Aunque no todos los buses escolares fueron revisados por las autoridades, sin excepción alguna se pusieron a funcionar, a detenerse, a subir y bajar pasaje y hacer cuánta barrabasada se le ocurra a sus pilotos a quienes en su gran mayoría les hace falta hasta la más elemental educación para una conducción segura. En el Periférico, si bien es cierto que Su Muni cambió y puso más señales indicativas del límite de velocidad 70 kph, a mis paisanos les «vino del norte». Las lindas mamitas y los nervios papitos por el estilo, les sigue importando un pito que el vecino tenga tanta prisa y necesidades como ellos. Siguen deteniéndose en donde sea, las crías se bajan del lado peligroso y si a usted no le gusta ¡aguántese!. No le queda otra.
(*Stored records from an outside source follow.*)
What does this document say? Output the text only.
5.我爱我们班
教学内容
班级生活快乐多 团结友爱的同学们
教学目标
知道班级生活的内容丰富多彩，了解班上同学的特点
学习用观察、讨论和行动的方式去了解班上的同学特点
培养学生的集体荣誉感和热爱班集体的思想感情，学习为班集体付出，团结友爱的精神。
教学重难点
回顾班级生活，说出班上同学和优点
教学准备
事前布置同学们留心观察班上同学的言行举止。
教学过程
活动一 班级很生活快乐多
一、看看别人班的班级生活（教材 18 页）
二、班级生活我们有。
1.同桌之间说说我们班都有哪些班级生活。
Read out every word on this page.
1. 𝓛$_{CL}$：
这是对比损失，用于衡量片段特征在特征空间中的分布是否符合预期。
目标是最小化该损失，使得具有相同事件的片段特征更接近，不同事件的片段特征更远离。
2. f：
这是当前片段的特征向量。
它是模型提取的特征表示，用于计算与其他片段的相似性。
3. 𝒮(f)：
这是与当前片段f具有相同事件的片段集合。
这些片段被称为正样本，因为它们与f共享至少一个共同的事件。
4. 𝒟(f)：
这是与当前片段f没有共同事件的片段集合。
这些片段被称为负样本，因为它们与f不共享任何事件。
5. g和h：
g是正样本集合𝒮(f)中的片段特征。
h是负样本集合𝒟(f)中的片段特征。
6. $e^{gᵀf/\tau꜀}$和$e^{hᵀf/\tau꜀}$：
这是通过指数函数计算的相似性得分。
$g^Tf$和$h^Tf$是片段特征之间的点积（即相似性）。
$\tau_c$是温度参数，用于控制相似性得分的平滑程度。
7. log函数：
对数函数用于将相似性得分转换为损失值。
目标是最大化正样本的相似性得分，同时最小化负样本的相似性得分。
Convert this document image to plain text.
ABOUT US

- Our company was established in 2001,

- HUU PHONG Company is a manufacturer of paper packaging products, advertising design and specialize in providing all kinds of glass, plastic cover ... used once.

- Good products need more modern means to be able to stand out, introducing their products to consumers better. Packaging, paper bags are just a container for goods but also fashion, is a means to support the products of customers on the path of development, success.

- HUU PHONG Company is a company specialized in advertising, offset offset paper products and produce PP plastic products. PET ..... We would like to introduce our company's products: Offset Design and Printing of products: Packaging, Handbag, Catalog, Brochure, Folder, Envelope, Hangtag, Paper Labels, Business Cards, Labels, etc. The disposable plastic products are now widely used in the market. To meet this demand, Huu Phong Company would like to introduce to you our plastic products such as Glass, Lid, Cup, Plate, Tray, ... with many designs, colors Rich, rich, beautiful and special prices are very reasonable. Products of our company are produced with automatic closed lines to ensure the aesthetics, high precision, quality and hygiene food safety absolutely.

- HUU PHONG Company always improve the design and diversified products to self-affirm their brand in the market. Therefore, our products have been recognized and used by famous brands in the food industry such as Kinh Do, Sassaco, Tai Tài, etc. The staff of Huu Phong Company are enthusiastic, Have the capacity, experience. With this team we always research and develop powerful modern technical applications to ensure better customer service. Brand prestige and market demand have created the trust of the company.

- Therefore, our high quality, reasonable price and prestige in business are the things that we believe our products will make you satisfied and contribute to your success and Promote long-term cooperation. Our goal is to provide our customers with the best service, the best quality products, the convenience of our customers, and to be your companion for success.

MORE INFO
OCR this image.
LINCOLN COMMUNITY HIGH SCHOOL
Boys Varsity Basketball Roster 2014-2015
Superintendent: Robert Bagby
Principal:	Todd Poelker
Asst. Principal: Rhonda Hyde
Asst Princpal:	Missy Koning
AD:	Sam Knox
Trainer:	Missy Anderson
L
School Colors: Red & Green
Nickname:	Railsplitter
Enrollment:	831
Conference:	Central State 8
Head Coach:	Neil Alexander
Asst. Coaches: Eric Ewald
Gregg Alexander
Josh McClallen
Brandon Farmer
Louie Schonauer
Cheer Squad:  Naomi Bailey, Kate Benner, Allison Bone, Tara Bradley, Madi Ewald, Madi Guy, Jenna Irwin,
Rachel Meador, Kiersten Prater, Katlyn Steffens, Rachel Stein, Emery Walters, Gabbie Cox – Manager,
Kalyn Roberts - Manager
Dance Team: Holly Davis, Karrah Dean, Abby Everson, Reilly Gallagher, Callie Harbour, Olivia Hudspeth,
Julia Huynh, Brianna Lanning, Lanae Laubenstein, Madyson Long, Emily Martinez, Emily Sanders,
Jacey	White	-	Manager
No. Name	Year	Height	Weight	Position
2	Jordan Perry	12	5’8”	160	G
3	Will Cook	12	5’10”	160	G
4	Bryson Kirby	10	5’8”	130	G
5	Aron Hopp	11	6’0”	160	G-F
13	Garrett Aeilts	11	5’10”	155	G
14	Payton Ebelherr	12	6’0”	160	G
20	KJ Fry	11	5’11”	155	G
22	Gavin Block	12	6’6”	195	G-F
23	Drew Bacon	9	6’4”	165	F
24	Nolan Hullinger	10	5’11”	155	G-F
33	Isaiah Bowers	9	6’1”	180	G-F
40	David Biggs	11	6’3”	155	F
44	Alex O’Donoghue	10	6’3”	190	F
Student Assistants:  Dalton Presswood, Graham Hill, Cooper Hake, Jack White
Es por ello que vuelvo a insistir en la urgencia, prioridad e importancia, como cosa de vida o muerte EDUCAR a nuestra población conductora de vehículos. No es posible que por un irresponsable piloto de tráiler por no revisar su vehículo antes de encaramarse en él provoque un accidente y por ello, obstruya la vía provocando aquellos tascos de una o más horas de duración. A la mamita también, porque si bien es cierto que el nene tiene que llegar a tiempo a sus clases, no por ello debe manejar como loca. Y al otro nene que le compraron su carrito porque estudiará en la U, hay que enseñarle que no es el dueño del mundo y que el timón en sus manos puede ser arma homicida y hasta suicida.
Más de alguno pensará que este tema es de menor importancia y que mejor sería empezar a criticar a Colom o a los diputados para detener sus aviesas intenciones por aumentar sus ingresos. Tienen derecho a pensarlo, pero a quienes así lo hagan, les suplico tomar en cuenta que cada día hay más accidentes porque las autoridades responsables de mejorar el tránsito de vehículos en la capital y en todo el país, no cumplen con sus deberes y obligaciones de educar a la población y porque también, nosotros somos los primeros en proporcionarlos con el incumplimiento de la ley, como por actos y condiciones peligrosas.